Doueiri is keen to examine the peculiar fun these kids are having. Bombs are dropping, Beirut is divided into Christian East and Muslim West, neighbours are scrapping and making love, parents are suddenly radical and communicative, people are remembering this and that, and dressing up, and prating - school is out. As a creative idea, this is felicitous and rich. Through the mist and smudge of a city in extremis, there are children learning about memory, attuning themselves to the moment, bracing their nerves, feeling the warm air wafting their flares, stuffing themselves with kebabs.
South is the documentary record of the 1914-16 trans-Antarctic expedition led by Sir Ernest Shackleton. His ship, the Endurance, was frozen and crushed in the polar ice, forcing Shackleton eventually to leave behind most of his men and make the 800-mile journey in an open boat to South Georgia to seek rescue.

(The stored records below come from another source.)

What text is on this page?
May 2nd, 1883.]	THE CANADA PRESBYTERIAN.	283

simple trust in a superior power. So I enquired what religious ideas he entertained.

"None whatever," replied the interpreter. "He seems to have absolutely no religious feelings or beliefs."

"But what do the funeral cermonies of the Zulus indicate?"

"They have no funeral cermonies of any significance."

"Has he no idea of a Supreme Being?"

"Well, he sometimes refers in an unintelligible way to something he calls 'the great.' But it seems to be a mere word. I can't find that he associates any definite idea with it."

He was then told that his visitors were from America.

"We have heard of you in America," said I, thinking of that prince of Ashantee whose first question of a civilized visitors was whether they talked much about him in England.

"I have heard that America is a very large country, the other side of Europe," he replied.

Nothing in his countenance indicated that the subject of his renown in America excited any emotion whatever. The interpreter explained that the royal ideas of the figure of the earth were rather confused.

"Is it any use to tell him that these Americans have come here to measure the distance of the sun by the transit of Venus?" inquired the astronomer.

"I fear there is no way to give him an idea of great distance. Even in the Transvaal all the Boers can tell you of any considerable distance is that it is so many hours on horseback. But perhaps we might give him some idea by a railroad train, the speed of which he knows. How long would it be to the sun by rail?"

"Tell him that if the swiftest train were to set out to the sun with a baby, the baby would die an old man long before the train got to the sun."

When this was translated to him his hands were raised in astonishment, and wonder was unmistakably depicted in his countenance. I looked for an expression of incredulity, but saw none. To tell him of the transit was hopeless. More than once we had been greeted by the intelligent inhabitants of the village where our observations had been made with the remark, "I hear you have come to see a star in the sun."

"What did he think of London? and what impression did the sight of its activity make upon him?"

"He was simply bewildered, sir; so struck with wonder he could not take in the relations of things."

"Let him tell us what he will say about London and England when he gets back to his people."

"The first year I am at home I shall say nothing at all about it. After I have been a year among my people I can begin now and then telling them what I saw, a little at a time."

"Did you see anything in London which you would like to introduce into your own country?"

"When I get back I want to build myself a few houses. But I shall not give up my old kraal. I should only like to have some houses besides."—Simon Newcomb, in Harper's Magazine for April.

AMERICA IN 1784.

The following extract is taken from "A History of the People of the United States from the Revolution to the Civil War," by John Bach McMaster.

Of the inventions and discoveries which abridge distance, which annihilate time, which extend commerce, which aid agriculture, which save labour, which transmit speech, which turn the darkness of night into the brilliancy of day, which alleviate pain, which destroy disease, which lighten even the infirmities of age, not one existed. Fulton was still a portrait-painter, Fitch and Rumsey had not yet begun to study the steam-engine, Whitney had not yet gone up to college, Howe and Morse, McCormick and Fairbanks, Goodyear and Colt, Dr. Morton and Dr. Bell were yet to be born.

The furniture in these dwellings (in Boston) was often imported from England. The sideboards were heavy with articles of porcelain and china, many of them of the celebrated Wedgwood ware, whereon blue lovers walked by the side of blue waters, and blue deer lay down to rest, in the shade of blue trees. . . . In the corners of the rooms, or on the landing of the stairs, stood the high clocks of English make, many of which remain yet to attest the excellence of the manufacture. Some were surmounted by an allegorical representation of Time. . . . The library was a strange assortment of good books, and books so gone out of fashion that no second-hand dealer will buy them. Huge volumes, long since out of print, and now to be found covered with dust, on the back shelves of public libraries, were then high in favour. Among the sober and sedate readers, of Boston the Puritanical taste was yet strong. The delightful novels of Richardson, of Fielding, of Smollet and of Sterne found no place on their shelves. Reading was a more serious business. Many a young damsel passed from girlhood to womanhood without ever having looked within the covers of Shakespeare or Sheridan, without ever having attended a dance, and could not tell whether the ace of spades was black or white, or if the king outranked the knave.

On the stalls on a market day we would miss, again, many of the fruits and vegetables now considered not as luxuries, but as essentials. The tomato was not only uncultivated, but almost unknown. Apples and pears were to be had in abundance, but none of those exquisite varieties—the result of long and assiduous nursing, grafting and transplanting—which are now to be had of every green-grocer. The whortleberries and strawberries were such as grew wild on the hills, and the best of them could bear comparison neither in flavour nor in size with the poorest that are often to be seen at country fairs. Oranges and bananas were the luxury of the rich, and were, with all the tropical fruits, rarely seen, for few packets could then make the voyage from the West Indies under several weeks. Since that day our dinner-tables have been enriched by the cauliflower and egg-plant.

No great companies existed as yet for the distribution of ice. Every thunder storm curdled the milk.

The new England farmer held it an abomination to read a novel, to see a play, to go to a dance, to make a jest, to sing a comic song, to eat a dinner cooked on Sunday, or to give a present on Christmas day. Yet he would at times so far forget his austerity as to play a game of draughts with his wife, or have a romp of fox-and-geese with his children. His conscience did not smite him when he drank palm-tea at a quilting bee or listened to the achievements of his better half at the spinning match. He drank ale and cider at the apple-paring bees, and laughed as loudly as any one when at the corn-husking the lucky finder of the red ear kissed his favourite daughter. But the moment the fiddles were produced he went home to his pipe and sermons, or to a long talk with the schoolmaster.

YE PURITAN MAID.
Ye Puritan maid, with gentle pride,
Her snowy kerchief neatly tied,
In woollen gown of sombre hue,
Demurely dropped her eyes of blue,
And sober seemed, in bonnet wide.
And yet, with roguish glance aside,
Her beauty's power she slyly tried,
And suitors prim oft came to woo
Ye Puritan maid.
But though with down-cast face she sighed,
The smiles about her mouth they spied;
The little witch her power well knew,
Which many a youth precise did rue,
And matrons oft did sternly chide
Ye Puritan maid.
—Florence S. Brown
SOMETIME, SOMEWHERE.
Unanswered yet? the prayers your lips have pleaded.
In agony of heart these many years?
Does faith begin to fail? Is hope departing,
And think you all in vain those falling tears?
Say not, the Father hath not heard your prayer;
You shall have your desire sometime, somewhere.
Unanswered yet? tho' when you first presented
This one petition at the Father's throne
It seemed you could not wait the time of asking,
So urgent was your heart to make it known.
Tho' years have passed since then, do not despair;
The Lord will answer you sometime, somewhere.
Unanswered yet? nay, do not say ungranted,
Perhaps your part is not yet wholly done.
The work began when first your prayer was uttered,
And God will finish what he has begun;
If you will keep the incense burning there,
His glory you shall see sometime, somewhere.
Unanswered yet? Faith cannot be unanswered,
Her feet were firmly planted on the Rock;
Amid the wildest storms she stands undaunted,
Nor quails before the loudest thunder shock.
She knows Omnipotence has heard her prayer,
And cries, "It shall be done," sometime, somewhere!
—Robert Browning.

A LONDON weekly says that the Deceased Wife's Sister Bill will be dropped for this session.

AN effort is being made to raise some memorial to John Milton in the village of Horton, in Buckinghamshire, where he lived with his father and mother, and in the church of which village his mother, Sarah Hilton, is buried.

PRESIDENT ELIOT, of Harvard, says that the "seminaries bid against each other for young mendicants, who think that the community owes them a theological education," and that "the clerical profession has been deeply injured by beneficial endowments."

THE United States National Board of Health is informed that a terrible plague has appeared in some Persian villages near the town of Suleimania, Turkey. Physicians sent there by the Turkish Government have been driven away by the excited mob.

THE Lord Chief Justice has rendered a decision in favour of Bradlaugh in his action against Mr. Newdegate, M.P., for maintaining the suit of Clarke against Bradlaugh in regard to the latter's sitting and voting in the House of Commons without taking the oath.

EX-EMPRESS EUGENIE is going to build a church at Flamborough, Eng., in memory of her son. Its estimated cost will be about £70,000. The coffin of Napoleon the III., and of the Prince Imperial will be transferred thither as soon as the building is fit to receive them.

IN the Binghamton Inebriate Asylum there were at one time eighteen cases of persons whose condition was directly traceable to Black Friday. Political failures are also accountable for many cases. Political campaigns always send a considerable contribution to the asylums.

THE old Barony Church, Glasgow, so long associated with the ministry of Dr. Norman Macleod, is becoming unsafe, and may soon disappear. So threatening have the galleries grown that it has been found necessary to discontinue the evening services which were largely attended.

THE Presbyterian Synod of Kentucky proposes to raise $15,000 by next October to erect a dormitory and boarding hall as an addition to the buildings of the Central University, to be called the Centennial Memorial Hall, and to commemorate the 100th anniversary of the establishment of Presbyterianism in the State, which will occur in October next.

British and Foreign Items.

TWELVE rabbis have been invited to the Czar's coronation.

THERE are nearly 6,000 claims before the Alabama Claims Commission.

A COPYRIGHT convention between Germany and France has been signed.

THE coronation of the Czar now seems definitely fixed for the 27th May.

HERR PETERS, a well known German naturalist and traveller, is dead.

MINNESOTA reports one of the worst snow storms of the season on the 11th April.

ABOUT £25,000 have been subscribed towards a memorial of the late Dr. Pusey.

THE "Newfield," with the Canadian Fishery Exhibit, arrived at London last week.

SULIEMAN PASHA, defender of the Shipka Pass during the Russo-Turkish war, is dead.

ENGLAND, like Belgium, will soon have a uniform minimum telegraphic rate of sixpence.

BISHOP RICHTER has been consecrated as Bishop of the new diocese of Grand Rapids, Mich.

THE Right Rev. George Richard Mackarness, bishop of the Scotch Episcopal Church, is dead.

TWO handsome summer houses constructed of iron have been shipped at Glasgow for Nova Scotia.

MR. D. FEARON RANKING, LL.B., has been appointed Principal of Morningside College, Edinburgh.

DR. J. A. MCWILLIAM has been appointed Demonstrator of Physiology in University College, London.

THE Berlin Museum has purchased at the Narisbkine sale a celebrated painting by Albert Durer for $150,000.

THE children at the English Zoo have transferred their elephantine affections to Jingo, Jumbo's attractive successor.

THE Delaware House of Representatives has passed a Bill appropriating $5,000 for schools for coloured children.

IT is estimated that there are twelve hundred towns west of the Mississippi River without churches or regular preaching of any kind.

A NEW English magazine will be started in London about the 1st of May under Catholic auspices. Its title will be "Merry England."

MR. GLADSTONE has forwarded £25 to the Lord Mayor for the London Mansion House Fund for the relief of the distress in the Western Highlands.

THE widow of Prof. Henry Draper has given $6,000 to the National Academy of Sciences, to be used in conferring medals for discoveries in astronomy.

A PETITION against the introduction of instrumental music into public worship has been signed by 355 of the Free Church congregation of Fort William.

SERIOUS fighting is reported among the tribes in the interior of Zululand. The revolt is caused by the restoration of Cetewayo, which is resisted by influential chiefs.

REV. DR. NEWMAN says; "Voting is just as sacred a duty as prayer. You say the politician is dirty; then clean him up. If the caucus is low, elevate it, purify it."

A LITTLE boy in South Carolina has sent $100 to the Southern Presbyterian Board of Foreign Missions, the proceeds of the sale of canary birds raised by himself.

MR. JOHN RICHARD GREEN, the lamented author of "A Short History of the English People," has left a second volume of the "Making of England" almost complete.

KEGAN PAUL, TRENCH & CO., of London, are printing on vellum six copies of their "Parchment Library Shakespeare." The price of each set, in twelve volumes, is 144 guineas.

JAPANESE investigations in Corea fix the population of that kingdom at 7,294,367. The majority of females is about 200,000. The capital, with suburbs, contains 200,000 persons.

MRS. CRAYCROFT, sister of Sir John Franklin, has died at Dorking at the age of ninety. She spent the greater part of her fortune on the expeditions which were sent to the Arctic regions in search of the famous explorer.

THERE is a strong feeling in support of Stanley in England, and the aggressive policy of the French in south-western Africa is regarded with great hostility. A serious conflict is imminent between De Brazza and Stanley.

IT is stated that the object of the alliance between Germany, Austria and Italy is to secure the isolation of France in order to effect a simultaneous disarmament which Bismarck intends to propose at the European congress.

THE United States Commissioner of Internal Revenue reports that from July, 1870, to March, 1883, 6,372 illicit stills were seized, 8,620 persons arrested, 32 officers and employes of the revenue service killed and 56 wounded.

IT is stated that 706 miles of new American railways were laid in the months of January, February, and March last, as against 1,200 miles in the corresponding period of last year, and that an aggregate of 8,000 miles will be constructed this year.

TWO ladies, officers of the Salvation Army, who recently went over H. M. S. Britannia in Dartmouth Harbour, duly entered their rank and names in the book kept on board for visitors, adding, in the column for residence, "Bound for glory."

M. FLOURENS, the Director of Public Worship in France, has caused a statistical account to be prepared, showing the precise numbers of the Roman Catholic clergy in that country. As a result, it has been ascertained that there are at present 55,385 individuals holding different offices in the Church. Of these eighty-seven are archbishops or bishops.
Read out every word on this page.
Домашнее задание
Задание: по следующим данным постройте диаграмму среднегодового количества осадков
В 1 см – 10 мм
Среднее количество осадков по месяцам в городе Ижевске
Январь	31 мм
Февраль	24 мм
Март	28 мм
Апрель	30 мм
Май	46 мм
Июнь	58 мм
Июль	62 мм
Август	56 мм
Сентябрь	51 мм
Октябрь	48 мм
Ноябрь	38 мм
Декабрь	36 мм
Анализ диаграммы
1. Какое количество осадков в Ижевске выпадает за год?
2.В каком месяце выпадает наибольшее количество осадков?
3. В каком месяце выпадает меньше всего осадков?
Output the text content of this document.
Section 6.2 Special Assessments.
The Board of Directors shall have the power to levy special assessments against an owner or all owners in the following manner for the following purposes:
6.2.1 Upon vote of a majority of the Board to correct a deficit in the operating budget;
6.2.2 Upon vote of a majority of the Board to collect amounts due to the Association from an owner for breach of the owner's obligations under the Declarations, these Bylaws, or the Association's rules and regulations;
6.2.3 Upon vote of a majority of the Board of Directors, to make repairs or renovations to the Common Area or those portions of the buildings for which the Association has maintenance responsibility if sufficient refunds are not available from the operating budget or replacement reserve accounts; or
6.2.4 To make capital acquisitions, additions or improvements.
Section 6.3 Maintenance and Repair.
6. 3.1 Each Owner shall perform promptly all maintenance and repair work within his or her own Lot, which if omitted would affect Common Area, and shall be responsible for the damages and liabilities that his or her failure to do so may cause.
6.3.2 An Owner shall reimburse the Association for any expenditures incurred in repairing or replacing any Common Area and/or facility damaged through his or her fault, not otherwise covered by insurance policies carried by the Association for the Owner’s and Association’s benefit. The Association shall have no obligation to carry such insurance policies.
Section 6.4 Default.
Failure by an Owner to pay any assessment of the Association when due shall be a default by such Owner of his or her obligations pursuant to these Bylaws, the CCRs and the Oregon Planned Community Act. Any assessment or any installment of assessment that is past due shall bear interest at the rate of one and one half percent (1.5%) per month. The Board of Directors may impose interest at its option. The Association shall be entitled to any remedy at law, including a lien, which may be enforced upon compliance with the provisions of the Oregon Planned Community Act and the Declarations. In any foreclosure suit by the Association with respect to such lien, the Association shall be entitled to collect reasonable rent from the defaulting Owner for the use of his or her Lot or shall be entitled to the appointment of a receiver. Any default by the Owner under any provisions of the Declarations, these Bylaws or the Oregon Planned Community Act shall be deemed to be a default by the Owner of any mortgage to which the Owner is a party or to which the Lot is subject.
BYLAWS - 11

The Australian photographer Frank Hurley followed the expedition's astonishing disasters in a manner so polite, so sweet. Months were spent stuck in the ice-wasteland, with only the dogs and each other for company, but Hurley never shows us scenes of anxiety. Instead he shoots the men at work, the dogs grinning and puffing, and the ship itself, sitting in all that whiteness like strange bait. Hurley shoots the local wildlife with particular empathy. It's clear how friendly these men needed to feel towards even the grumpy penguins around them, and how alone they were when such creatures dropped into the sea and struck away. The animals perhaps confirmed their worst fear - that man ought not to be here.
Federico Fellini's Nights of Cabiria is re-released with a seven-minute sequence previously only seen at its Cannes Festival premiere in 1957, and subsequently omitted at the behest of the Catholic Church. The sequence has the film's heroine, Cabiria the kind prostitute, meeting an altruistic stranger who is delivering food to the tramps living in caves outside Rome. It's a sharp section and one that informs the social context of the film, accentuating its candid concern with destitution. Giulietta Masina, Fellini's wife and muse, is beautiful in the title role, always half-mortified, half-smiling, her bobby-socked swagger and bold eyebrows barely concealing a splashed heart.
Koyaanisqatsi, a favourite of stoned students after they've tired of reading Charles Bukowski, is as tedious now as on its original release in 1983. Godfrey Reggio's film-poem (ha!) starts in the Grand Canyon and takes us to the nasty city, all to a barmy Philip Glass uber-digital soundtrack which goes on and on and on and on.
A re-release perhaps, but Disney's Mulan is the only decent film for children around. The makers obviously did some research, and belatedly discovered that small children aren't interested in snogging: it's weird. Mulan does have a love interest, but the liaison is only ever sold as a potential, and the film ends with the hero shyly popping round for supper.
Mulan, a Chinese girl who rides to war disguised as a boy, is a great character, and the film is largely superb. Its preoccupation with leaving home and the relentlessness of choice and experience is very Tolkien. When Bilbo sang "The road goes ever on and on", Mulan might easily join in - with Donny Osmond and half the cast of Miss Saigon perhaps, but that's big-budget animation for you.